Here's an excerpt from Justin Davidson's essay titled "Shiny, Alluring, Ugly, Visionary, Inspiring, Incomplete."
The present, however, hasn’t always gone so smoothly. For an irresistible city, New York can be awfully ugly. Ghastly glass towers have laid waste to entire neighborhoods, and sharklike chain stores have swallowed small businesses. The once-derelict industrial zone along the Greenpoint-Williamsburg waterfront metamorphosed into a new, high-density neighborhood, which would’ve been great, except that the change resulted in a phalanx of big ungainly buildings with a paltry, broken strip of greenery out front. The permissive rezoning of Brooklyn’s Fourth Avenue, too, produced buildings of such slipshod “luxury” that the Wall Street Journal columnist Robbie Whelan called it a “canyon of mediocrity.”
Why did so much terrible stuff get built?
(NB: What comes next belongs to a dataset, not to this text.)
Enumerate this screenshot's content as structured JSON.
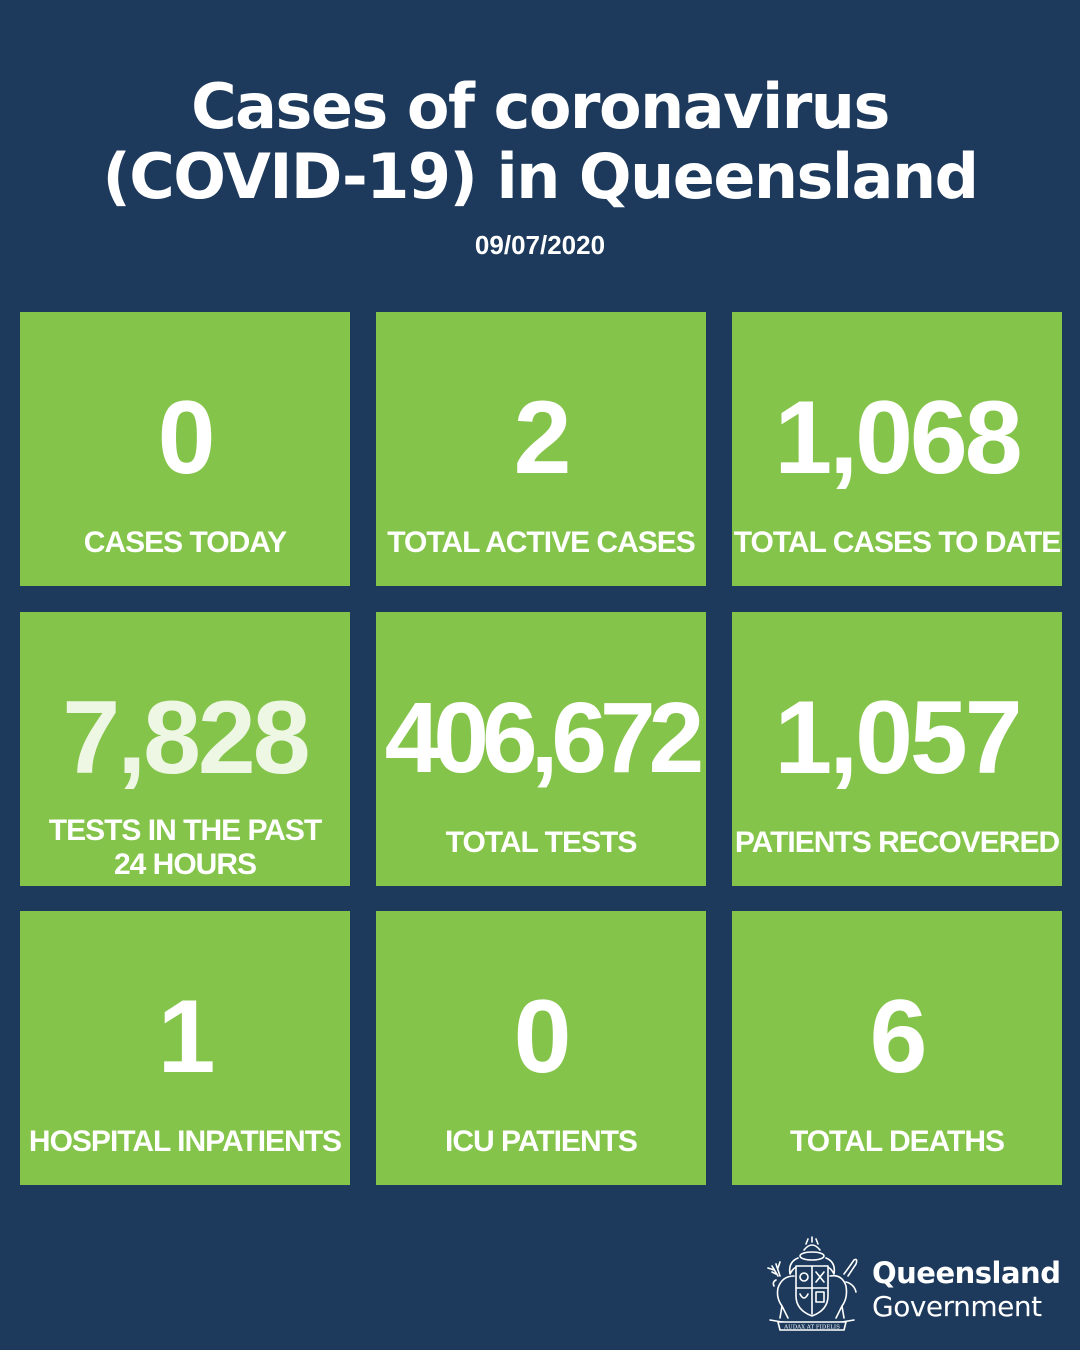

The answer is that bad, overpriced buildings are the price of civic ambition. In lean times, most architecture is crap because only what is cheap gets built; in better times, most architecture is crap because developers can’t wait to start cashing in. Bloomberg made New York safe for high-quality design — and at the same time triggered a plague of prosperous awfulness. As long as the city remains attractive, there will always be money in ruining it.